Concludo citando ciò che scrisse consapevolmente e realisticamente Gian Piero Motti: “Chiunque ha salito la Nord non ne ha riportato il ricordo di un’arrampicata divertente ed elegante, ma ricorda l’assillo di uscire al più presto da quel caos di blocchi ammonticchiati e di canaletti ricolmi di ghiaccio translucido”. 

 

 

 

 

Pillole: 

 

Nel 1932 Franz e Toni Schmid furono proclamati campioni olimpici al merito alpinistico e nel 1936 Ernst Krebs (1906-1970), un compagno di cordata di Toni che si era rimesso da una terribile caduta, divenne campione olimpico dei 10.000 metri di kayak col tempo di 

46’ 01” 6. 

 

Il 21 luglio 1959 un atleta completo, e affermato violoncellista, il viennese Dieter Marchart effettuerà la prima solitaria della Nord. L’anno dopo in cordata con Gunther Starket scalerà i 7885m del Distaghil Sar nel Karakorum. Nel 1962, all’età di 28 anni, Marchart, tentando l’ascensione solitaria dell’Eiger, perderà la vita. 

 

 

 

 

 

 

 

 

 

 

Box

 

Franz Xaver Schmid (nato nel 1905) e Toni Schmid (classe 1909) erano due fratelli della Scuola di Monaco, che fecero diverse difficili scalate culminanti con la prima ascensione della parete Nord del Cervino nel 1931, un evento importante nella storia delle Alpi. 

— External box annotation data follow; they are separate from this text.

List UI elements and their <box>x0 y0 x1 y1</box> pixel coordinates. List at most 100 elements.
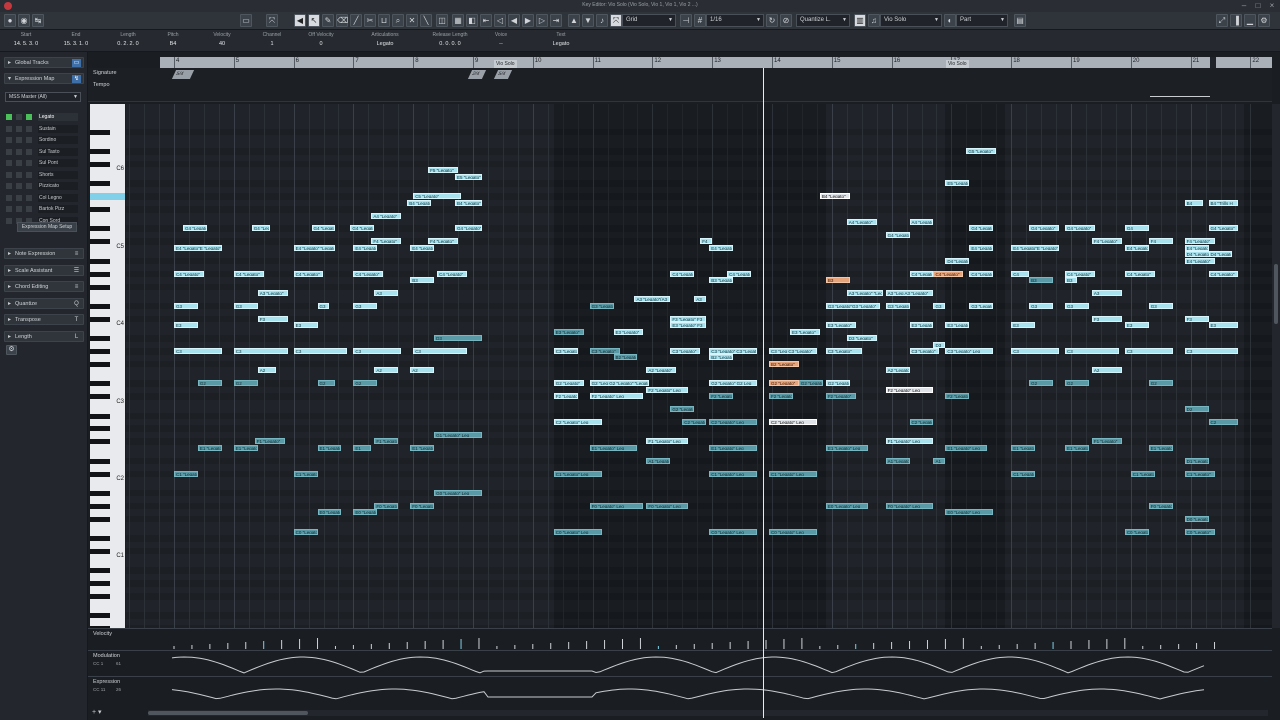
articulation-output[interactable] <box>26 148 32 155</box>
midi-note[interactable]: G3 "Legato" <box>589 302 614 309</box>
left-zone-icon[interactable]: ▐ <box>1230 14 1242 27</box>
color-icon[interactable]: ◧ <box>466 14 478 27</box>
midi-note[interactable]: C1 "Legato" <box>1130 470 1155 477</box>
black-key[interactable] <box>90 439 110 445</box>
midi-note[interactable]: F2 "Legato" Leg <box>589 393 644 400</box>
midi-note[interactable]: C3 <box>233 348 288 355</box>
midi-note[interactable]: B2 "Legato" <box>709 354 734 361</box>
inspector-settings-gear-icon[interactable]: ⚙ <box>6 345 17 355</box>
section-icon[interactable]: Q <box>72 300 81 308</box>
midi-note[interactable]: B3 <box>410 277 435 284</box>
midi-note[interactable]: B4 <box>1184 199 1203 206</box>
track-select[interactable]: Vio Solo ▼ <box>880 14 942 27</box>
midi-note[interactable]: E3 "Legato" <box>909 322 934 329</box>
global-tracks-section[interactable]: ▸ Global Tracks ▭ <box>4 57 84 68</box>
time-signature-marker[interactable]: 5/4 <box>171 70 195 79</box>
midi-note[interactable]: G4 "Legato" <box>1065 225 1095 232</box>
record-icon[interactable]: ● <box>4 14 16 27</box>
modulation-curve[interactable] <box>171 656 1205 674</box>
midi-note[interactable]: C4 "Legato" <box>909 270 934 277</box>
section-icon[interactable]: T <box>72 316 81 324</box>
midi-note[interactable]: C3 <box>293 348 348 355</box>
midi-note[interactable]: A3 "Legato" <box>257 289 288 296</box>
midi-note[interactable]: A3 <box>1091 289 1122 296</box>
midi-note[interactable]: E4 "Legato" "Legato" <box>293 244 336 251</box>
midi-note[interactable]: G3 <box>353 302 378 309</box>
midi-note[interactable]: G3 <box>1029 302 1054 309</box>
midi-note[interactable]: G3 "Legato" <box>885 302 910 309</box>
midi-note[interactable]: C3 <box>353 348 402 355</box>
draw-tool-icon[interactable]: ╲ <box>420 14 432 27</box>
articulation-row[interactable]: Col Legno <box>6 193 80 203</box>
articulation-toggle[interactable] <box>6 206 12 212</box>
midi-note[interactable]: C2 "Legato" Leg <box>553 418 602 425</box>
black-key[interactable] <box>90 503 110 509</box>
midi-note[interactable]: A2 <box>410 367 435 374</box>
midi-note[interactable]: D3 <box>933 341 946 348</box>
midi-note[interactable]: C3 "Legato" <box>825 348 862 355</box>
midi-note[interactable]: C4 "Legato" <box>437 270 467 277</box>
articulation-name[interactable]: Legato <box>38 113 78 121</box>
midi-note[interactable]: G2 <box>353 380 378 387</box>
midi-note[interactable]: E0 "Legato" Leg <box>825 502 868 509</box>
black-key[interactable] <box>90 581 110 587</box>
prev-icon[interactable]: ◁ <box>494 14 506 27</box>
midi-note[interactable]: B3 <box>1029 277 1054 284</box>
lower-zone-icon[interactable]: ▁ <box>1244 14 1256 27</box>
articulation-output[interactable] <box>26 125 32 132</box>
inspector-section-quantize[interactable]: ▸ Quantize Q <box>4 297 84 309</box>
black-key[interactable] <box>90 490 110 496</box>
midi-note[interactable]: A2 <box>257 367 276 374</box>
midi-note[interactable]: G2 "Legato" <box>769 380 799 387</box>
articulation-toggle[interactable] <box>6 114 12 120</box>
midi-note[interactable]: C2 "Legato" <box>909 418 934 425</box>
expression-map-select[interactable]: MSS Master (All) ▼ <box>5 92 81 102</box>
midi-note[interactable]: C0 "Legato" Leg <box>553 528 602 535</box>
midi-note[interactable]: B4 "Legato" <box>407 199 432 206</box>
midi-note[interactable]: E4 "Legato" <box>709 244 734 251</box>
black-key[interactable] <box>90 271 110 277</box>
section-icon[interactable]: ≡ <box>72 283 81 291</box>
midi-note[interactable]: F1 "Legato" Leg <box>885 438 934 445</box>
midi-note[interactable]: F0 "Legato" Leg <box>589 502 644 509</box>
midi-note[interactable]: A1 "Legato" <box>885 457 910 464</box>
midi-note[interactable]: D2 <box>1184 406 1209 413</box>
midi-note[interactable]: A3 "Legato" "Legato" <box>846 289 883 296</box>
midi-note[interactable]: G2 <box>1029 380 1054 387</box>
midi-note[interactable]: C3 <box>174 348 222 355</box>
midi-note[interactable]: G3 <box>1148 302 1173 309</box>
black-key[interactable] <box>90 594 110 600</box>
black-key[interactable] <box>90 381 110 387</box>
part-icon[interactable]: ◐ <box>944 14 956 27</box>
midi-note[interactable]: G3 <box>1065 302 1089 309</box>
time-signature-marker[interactable]: 5/4 <box>493 70 513 79</box>
midi-note[interactable]: G2 "Legato" G2 Leg <box>709 380 758 387</box>
iterative-icon[interactable]: ⊘ <box>780 14 792 27</box>
part-flag[interactable]: Vio Solo <box>494 60 517 68</box>
controller-curves[interactable] <box>88 628 1272 708</box>
articulation-output[interactable] <box>26 206 32 212</box>
midi-note[interactable]: C1 "Legato" <box>174 470 198 477</box>
midi-note[interactable]: G4 "Legato" <box>1029 225 1060 232</box>
articulation-remote[interactable] <box>16 137 22 143</box>
midi-note[interactable]: E1 <box>353 444 372 451</box>
black-key[interactable] <box>90 336 110 342</box>
midi-note[interactable]: E3 "Legato" <box>945 322 970 329</box>
midi-note[interactable]: C2 "Legato" <box>682 418 707 425</box>
midi-note[interactable]: F0 "Legato" Leg <box>885 502 934 509</box>
midi-note[interactable]: F4 "Legato" <box>428 238 459 245</box>
midi-note[interactable]: E1 "Legato" Leg <box>709 444 758 451</box>
midi-note[interactable]: G2 <box>1148 380 1173 387</box>
midi-note[interactable]: G2 "Legato" <box>798 380 823 387</box>
info-release-length[interactable]: Release Length 0. 0. 0. 0 <box>428 32 472 50</box>
midi-note[interactable]: C3 <box>1011 348 1060 355</box>
pencil-tool-icon[interactable]: ✎ <box>322 14 334 27</box>
articulation-remote[interactable] <box>16 183 22 189</box>
inspector-section-length[interactable]: ▸ Length L <box>4 330 84 342</box>
black-key[interactable] <box>90 349 110 355</box>
quantize-type-icon[interactable]: ↻ <box>766 14 778 27</box>
black-key[interactable] <box>90 239 110 245</box>
articulation-name[interactable]: Pizzicato <box>38 182 78 190</box>
midi-note[interactable]: F1 "Legato" <box>254 438 285 445</box>
midi-note[interactable]: F3 <box>1091 315 1122 322</box>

Il 1931 fu la stagione migliore di Franz: quell’anno scalò anche le pareti Nord del Grubenkarspitze e dell’Ortles. Toni morì nel 1932 cercando di scalare la parete Nordovest del Wiesbachhorn. 

Alle Olimpiadi del 1932, ai fratelli Schimd fu assegnata la medaglia d’oro per la scalata del Cervino.